Nah, ini baru keindahan yang tidak pernah berdusta. Baru di dunia saja indahnya sudah seperti ini, apatah lagi di sana. Aku tidak ingat ada diterangkan mengenai keindahan jenis ini di mana pun. Dengan ini sungguh terselip rasa bersalah yang lumayan mengganggu. Nyatanya aku bisa melakukannya dengan memejamkan mata, meski biasanya 'ku-bejek-bejek rayap mati sampai lecet memar-memar. Entah aku lebih butuh mendengar daripada melihat, aku tidak tahu pasti. Meski Kau Kesepian Malam Ini, tidak berarti juga aku yang kaurindukan. Begitu selalu kenyataan hidup dunia, maka jangan bodoh.

Sungguh aku tidak bohong, apalagi pada diriku sendiri. Membohongimu sungguh jauh lebih mudah daripada membohongi diri sendiri, dan aku yakin benar aku tidak bohong. Meski setelah 'kupandang-pandangi memang agak beda sensasinya. Agak, ya, jadi tidak benar-benar beda. Apalagi kalau tidak melenguh menggelinjang. Selesai! Hei, aku mahluk berjiwa, sedang kau apa, semacam mesin yang dioperasikan dengan memasukkan uang recehan ke celah sempit, begitu?! Maka begitu saja aku beringsut menuju ke Kapel di Bawah Sinar Rembulan, dan tentu saja Tak 'Kukatakan 'Kucinta Padamu.

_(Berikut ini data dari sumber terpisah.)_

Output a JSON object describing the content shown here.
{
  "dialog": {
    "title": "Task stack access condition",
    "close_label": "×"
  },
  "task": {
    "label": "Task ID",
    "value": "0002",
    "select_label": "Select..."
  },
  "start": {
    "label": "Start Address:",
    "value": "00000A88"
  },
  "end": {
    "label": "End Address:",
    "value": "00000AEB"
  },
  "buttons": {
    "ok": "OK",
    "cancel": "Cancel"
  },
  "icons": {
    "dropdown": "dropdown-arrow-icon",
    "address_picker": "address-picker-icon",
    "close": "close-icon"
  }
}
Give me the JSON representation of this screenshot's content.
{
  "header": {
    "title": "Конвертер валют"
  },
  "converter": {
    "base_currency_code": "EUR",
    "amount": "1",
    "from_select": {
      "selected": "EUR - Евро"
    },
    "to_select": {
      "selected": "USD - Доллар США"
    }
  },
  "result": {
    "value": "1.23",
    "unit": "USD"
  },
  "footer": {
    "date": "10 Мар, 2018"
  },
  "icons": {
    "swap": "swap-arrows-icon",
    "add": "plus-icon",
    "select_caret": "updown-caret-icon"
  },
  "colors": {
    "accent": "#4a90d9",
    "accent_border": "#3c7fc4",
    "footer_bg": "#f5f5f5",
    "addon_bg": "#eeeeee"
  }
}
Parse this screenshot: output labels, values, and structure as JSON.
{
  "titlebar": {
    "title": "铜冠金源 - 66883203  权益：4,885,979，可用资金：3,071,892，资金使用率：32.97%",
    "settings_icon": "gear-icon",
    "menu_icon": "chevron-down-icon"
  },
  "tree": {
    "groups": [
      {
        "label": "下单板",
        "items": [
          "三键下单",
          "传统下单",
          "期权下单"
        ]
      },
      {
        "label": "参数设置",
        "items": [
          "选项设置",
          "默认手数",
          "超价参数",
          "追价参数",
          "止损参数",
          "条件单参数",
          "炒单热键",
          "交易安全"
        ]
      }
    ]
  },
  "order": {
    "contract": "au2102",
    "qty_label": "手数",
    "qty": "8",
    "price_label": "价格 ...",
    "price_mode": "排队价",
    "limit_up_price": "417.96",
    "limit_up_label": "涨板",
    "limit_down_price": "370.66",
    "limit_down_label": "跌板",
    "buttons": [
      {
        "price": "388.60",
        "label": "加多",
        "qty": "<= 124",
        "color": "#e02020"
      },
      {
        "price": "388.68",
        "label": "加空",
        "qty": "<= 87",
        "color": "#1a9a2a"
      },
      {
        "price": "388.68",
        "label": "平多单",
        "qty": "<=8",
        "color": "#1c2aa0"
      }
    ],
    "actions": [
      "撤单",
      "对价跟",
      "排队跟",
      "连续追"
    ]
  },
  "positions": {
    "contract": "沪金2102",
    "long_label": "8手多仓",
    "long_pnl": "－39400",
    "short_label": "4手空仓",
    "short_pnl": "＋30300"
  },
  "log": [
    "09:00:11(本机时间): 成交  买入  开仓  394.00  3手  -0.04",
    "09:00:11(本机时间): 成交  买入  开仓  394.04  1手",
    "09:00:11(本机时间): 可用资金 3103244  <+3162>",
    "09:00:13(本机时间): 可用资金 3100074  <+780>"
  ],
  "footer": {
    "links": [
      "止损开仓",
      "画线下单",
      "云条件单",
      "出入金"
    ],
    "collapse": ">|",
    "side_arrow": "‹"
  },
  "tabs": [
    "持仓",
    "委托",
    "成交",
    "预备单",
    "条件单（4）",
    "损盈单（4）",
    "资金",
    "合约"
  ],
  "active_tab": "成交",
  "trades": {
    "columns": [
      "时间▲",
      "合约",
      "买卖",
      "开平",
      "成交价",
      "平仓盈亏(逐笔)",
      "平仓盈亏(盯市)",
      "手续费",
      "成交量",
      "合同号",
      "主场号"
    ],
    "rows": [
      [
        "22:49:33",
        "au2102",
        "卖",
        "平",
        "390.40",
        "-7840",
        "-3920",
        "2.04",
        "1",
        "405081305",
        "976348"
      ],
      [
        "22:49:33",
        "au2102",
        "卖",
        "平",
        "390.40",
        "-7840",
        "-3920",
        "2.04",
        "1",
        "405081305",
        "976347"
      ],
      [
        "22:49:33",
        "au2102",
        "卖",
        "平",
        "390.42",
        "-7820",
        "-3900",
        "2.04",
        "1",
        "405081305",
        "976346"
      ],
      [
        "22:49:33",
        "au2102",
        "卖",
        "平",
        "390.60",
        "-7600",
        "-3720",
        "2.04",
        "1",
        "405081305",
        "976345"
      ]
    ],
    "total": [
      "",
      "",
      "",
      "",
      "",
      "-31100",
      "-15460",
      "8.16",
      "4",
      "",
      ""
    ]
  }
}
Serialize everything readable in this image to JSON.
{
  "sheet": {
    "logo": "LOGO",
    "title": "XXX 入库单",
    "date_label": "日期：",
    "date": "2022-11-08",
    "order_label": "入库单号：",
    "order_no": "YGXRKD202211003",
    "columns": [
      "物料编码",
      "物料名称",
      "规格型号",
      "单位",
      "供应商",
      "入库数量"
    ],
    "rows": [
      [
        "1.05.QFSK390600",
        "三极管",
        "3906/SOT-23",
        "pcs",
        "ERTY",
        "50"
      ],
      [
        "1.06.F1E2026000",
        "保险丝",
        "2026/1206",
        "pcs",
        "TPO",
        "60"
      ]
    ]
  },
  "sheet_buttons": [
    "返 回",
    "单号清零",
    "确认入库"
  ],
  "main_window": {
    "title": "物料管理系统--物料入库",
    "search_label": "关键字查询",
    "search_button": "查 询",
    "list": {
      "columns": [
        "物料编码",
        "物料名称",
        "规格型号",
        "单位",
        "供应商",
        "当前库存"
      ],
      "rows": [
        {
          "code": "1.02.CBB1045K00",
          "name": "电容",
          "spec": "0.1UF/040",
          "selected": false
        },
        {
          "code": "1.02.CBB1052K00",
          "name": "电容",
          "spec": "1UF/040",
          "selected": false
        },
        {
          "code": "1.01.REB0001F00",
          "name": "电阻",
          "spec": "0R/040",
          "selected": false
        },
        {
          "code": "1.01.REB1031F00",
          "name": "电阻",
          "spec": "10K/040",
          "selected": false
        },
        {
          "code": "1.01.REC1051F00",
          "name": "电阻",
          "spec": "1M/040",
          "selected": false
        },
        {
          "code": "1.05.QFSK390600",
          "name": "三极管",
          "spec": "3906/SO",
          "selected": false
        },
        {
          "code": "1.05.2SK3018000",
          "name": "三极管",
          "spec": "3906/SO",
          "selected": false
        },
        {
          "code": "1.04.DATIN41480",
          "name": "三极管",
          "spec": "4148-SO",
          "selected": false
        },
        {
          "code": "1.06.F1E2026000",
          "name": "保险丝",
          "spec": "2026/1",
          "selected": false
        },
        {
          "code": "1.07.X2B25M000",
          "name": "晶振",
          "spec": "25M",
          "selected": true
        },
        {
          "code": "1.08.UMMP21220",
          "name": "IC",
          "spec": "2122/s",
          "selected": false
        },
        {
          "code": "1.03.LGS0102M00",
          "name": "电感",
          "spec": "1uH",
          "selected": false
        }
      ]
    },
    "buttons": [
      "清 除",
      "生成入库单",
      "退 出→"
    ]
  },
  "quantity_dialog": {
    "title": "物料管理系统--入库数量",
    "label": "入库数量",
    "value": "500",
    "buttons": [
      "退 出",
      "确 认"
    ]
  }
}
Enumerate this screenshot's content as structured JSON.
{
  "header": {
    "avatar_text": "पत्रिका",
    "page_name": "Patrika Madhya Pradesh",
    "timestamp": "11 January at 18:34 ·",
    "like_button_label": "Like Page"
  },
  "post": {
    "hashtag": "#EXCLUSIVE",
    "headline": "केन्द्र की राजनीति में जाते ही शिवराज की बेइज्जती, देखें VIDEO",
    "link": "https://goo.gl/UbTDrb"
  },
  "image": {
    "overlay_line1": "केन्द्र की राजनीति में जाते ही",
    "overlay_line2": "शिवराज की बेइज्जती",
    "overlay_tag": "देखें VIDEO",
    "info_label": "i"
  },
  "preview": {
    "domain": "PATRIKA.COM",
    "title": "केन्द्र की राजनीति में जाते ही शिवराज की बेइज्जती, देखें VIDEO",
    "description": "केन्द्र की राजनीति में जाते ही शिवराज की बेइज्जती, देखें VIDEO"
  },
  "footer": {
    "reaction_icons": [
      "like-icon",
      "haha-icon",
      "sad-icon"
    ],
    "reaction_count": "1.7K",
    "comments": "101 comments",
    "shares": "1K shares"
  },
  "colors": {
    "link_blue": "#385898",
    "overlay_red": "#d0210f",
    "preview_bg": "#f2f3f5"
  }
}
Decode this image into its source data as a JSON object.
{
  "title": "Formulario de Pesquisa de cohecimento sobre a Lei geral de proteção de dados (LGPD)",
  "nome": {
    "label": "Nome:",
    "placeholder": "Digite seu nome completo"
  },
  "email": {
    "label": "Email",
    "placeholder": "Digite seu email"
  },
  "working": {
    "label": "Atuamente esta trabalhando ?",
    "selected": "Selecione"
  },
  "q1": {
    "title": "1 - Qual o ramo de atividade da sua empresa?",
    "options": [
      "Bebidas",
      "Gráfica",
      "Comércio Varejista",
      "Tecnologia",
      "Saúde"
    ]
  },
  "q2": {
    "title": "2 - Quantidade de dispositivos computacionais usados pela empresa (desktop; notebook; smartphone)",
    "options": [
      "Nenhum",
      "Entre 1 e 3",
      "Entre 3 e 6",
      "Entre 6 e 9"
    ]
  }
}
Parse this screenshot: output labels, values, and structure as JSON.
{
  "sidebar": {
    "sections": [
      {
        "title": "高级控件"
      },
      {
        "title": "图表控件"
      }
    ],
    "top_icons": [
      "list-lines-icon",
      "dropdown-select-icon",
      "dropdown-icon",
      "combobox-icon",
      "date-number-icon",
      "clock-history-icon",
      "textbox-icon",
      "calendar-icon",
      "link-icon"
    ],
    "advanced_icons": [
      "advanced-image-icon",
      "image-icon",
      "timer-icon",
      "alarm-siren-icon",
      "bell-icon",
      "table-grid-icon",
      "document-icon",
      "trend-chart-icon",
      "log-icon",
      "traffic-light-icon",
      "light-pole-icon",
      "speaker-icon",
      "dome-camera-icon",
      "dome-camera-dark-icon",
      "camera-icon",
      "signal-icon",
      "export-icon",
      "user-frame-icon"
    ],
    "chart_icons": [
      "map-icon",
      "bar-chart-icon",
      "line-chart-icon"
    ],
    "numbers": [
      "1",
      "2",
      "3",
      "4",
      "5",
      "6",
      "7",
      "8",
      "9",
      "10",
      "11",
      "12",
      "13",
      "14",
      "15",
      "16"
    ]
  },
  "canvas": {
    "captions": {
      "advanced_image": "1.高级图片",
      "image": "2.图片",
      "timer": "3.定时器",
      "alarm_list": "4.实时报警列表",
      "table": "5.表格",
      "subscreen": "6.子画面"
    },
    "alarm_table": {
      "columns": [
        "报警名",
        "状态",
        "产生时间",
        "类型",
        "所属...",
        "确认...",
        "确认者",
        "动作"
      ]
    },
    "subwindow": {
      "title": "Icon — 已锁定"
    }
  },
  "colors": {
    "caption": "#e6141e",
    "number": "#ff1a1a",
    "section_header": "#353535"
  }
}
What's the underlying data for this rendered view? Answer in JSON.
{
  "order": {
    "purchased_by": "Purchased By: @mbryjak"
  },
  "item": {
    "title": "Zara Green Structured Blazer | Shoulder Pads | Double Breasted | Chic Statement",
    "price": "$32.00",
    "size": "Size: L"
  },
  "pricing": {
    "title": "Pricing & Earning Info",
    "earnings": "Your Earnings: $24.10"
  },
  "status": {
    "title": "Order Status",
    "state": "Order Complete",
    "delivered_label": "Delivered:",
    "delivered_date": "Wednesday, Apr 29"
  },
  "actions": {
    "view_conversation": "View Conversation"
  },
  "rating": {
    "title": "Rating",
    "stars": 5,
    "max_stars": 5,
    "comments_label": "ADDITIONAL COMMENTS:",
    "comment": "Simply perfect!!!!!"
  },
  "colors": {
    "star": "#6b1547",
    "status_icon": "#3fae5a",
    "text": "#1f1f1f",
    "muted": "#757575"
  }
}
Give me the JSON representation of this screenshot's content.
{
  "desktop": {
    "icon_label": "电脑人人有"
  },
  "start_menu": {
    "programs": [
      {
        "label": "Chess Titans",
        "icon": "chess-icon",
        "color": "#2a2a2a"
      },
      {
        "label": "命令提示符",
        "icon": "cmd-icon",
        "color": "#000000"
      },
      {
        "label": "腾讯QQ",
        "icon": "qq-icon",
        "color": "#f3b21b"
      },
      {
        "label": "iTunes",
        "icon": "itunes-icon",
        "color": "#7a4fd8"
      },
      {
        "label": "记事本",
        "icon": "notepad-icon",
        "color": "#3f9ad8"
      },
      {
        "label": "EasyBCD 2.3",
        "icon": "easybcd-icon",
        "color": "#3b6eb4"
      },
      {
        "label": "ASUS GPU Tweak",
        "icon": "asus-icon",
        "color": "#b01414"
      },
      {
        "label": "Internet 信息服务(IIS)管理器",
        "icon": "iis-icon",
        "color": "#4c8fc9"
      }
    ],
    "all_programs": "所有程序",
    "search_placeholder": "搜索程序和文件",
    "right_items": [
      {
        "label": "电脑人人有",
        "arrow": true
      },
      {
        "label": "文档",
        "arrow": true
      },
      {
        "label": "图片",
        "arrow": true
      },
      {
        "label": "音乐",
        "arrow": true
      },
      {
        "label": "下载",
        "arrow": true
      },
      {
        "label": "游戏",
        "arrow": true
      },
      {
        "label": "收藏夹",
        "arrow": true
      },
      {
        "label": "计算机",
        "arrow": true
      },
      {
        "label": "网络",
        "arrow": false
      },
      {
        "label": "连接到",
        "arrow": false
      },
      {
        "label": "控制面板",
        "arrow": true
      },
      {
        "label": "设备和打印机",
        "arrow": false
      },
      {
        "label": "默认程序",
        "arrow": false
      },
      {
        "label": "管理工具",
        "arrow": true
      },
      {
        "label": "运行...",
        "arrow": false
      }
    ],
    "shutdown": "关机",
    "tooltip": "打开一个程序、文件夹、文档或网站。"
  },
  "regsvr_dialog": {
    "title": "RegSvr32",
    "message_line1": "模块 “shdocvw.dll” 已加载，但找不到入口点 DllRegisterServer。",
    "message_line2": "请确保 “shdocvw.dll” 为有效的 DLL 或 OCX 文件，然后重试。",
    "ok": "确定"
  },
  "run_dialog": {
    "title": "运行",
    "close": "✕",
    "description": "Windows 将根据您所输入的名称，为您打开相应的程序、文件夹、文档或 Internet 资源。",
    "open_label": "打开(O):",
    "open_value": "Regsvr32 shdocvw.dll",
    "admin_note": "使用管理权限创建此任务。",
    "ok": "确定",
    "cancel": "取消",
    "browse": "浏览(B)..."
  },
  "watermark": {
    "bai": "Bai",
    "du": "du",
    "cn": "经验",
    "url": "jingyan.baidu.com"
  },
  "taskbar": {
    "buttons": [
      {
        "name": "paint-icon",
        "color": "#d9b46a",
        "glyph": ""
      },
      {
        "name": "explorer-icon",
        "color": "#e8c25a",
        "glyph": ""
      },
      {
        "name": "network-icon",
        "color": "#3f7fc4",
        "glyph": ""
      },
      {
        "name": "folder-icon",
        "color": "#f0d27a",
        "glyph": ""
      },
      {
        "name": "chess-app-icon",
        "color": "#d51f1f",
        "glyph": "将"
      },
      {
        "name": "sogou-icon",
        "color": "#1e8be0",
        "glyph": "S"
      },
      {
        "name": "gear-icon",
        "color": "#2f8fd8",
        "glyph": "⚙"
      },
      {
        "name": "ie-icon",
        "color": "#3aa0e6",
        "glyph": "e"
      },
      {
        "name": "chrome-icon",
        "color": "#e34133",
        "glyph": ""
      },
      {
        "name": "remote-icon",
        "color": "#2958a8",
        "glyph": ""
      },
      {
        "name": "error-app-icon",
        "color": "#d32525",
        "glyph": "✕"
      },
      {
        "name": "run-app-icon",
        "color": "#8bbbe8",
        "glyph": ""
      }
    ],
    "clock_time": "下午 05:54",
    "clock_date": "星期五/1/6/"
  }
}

Di dalam situlah aku merasakan betapa Diam itu Emas, atau kesenyapan. Mana saja yang penting sepi, itu sudah pasti. Jika mau bersepi-sepi, maka kau harus segera melakukannya. Uah, Lima Ratus Mil lagi. Keterlaluan ini! 'Tuh sampai bertanda seru lagi. Maka setelah Bercinta, yang mana Adalah Sesuatu yang Sangat Indah, tiba-tiba aku menemukan diriku di sebuah Rumah di mana Matahari Terbit. Hahaha ini konyol. Bingung aku suasana apa yang ditimbulkannya, karena mustahil bercinta di rumah seperti itu. Setidaknya, tidak buatku. Maka 'kuakhiri saja semua ini, sambil mengucap doa selamat sekadarnya.